Let all the sons and daughters of sorrow remember these things for the consolation of their sorrowing hearts. "God comforts those that are cast down." If we were never cast down, we should not know His precious ministry. A stoic does not need the comfort of God. It is worth having a broken heart to have it bound up by our most merciful High Priest.

"Jesus groaned"—"Jesus wept." What power, what divine sweetness in these words! What a blank there would be were these words erased from the page of inspiration! Surely we could not do without them, and therefore our own most gracious God has, by His Spirit, penned these unspeakably precious words for the comfort and consolation of all who are called to tread the chamber of sorrow, or to stand at the grave of a friend.

But there was another groan evoked from the heart of our blessed Lord. Some of the Jews, when they heard His groan, and saw His tears, could not help exclaiming, "Behold how He loved him!" But alas! others only found, in such affecting proofs of true and profound sympathy, occasion for the display of heartless skepticism and skepticism is always heartless. "Some of them said, could not this man, that opened the eyes of the blind, have caused that even this man should not have died?"

Here the poor human heart lets itself out, in its ignorant reasonings. How little did these skeptics understand either the person or the path of the Son of God! How could they appreciate the motives that actuated Him either in what He did, or in what He did not do? He opened the eyes of the blind, in order that "the works of God might be made manifest in him." And He did not prevent the death of Lazarus, that God might be glorified thereby.

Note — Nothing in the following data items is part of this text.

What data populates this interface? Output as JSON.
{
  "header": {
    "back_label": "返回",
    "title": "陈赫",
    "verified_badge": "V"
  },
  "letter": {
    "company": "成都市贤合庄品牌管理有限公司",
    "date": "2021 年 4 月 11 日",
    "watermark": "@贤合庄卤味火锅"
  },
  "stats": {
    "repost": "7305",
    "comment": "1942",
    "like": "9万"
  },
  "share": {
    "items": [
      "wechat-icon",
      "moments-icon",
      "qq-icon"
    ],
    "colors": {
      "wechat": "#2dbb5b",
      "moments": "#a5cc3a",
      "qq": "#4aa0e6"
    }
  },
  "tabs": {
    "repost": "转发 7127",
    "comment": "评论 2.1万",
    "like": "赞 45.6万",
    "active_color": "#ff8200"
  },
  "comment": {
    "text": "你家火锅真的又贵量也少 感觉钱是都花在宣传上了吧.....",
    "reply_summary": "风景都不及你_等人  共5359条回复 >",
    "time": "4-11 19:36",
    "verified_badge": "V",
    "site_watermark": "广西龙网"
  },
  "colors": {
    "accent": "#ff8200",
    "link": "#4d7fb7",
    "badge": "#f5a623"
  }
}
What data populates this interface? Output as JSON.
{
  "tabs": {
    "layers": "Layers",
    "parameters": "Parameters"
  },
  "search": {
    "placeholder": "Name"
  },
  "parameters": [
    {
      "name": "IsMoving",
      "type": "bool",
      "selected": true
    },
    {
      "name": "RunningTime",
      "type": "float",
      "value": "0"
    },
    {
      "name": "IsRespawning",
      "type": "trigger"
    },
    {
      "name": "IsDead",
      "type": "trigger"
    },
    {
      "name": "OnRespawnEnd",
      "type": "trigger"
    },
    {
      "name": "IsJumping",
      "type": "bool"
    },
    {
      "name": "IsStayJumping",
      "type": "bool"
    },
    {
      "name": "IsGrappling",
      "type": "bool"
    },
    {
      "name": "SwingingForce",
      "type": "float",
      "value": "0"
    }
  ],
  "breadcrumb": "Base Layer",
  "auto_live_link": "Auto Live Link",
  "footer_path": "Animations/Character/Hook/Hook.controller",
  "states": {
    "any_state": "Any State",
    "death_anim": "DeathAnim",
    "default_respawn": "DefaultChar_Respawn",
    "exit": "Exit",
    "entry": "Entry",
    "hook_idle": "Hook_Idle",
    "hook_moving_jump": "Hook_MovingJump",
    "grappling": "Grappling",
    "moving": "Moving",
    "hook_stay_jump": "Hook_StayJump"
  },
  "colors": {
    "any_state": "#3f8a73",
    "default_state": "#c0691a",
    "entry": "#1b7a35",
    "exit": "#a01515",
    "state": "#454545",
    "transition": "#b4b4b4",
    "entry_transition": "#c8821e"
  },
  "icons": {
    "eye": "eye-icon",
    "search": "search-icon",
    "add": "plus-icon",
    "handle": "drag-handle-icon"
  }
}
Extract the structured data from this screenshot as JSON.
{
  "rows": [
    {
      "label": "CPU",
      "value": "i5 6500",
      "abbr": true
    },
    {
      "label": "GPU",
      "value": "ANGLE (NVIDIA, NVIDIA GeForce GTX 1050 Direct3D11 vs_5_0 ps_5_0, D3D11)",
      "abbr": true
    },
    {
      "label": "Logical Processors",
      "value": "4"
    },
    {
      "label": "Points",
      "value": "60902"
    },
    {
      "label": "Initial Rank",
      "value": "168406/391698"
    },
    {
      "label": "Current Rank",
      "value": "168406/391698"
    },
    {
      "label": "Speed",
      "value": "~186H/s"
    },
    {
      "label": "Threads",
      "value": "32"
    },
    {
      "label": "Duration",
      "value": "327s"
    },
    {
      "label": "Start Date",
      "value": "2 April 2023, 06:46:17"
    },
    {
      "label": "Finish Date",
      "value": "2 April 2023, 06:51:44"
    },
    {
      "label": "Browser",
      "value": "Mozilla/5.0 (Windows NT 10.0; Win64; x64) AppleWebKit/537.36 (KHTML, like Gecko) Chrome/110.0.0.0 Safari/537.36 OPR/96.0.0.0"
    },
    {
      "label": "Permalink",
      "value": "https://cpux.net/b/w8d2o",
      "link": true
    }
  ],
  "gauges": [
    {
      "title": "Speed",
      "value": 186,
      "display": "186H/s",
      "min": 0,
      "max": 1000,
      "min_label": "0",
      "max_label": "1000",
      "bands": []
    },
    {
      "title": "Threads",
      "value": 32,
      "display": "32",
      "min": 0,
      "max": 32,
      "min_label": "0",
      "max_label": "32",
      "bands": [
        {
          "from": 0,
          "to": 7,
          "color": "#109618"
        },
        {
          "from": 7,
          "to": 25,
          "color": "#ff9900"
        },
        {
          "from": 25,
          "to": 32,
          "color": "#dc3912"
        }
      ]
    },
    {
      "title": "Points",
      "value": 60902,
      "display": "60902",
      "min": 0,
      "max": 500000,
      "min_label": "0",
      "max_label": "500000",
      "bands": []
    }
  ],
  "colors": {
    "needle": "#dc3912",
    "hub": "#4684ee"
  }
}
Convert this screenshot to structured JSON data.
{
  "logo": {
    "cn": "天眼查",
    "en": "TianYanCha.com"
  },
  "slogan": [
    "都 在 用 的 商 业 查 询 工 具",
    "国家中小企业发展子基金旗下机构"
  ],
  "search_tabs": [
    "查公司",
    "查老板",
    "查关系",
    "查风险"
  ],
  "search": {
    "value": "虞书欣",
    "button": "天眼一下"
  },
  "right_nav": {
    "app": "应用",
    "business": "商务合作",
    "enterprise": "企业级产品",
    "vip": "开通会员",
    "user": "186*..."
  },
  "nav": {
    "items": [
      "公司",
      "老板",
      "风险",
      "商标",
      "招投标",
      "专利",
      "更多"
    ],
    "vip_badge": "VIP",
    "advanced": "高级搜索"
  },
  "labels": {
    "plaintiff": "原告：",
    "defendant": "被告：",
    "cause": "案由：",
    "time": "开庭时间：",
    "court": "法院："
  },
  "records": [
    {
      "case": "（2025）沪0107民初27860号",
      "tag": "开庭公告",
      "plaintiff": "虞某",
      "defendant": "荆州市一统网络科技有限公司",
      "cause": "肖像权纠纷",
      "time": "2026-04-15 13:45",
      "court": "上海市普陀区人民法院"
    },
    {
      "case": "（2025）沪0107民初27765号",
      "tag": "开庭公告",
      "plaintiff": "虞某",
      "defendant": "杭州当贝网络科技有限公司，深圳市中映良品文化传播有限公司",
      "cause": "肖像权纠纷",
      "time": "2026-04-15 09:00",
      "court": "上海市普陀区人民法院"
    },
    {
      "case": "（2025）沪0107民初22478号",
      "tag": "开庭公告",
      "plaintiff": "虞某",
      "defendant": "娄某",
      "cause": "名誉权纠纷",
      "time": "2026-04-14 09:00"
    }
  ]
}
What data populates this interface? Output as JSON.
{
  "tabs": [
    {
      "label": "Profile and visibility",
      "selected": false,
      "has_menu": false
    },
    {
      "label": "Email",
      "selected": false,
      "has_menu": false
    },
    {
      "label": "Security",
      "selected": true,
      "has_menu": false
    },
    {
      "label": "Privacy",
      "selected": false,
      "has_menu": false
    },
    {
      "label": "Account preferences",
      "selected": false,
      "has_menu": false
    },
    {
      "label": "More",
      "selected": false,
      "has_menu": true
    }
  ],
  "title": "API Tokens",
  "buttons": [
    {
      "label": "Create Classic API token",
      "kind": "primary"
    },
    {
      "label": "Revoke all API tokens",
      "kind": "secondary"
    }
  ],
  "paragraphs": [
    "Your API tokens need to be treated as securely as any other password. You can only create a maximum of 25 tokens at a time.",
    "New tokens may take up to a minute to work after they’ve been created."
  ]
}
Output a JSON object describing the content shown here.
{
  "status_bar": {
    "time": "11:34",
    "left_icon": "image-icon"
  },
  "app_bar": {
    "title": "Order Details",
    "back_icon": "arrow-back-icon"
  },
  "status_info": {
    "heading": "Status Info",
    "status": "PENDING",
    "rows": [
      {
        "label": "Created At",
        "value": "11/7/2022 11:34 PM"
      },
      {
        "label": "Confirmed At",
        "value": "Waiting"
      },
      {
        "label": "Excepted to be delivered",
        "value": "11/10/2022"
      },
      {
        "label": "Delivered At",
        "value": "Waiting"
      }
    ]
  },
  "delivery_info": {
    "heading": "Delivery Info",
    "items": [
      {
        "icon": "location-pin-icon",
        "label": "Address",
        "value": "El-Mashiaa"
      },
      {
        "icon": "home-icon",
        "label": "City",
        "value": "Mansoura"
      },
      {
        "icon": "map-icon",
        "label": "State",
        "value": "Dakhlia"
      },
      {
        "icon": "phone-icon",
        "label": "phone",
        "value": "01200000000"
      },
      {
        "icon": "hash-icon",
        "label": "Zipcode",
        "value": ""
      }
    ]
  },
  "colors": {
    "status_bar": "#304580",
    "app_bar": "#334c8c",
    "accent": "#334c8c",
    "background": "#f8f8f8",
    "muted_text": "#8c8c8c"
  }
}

But what did they know about all this? Absolutely nothing. The blessed One moved at far too high an elevation to be within the ken of worldly religionists and skeptical reasoners. "The world knew Him not." God understood and appreciated Him perfectly. This was enough. What were the thoughts of men to One who ever walked in calm communion with the Father? They were utterly incapable of forming a correct judgment either of Himself or of His ways. They carried on their reasonings in that thick moral darkness in which they dwelt.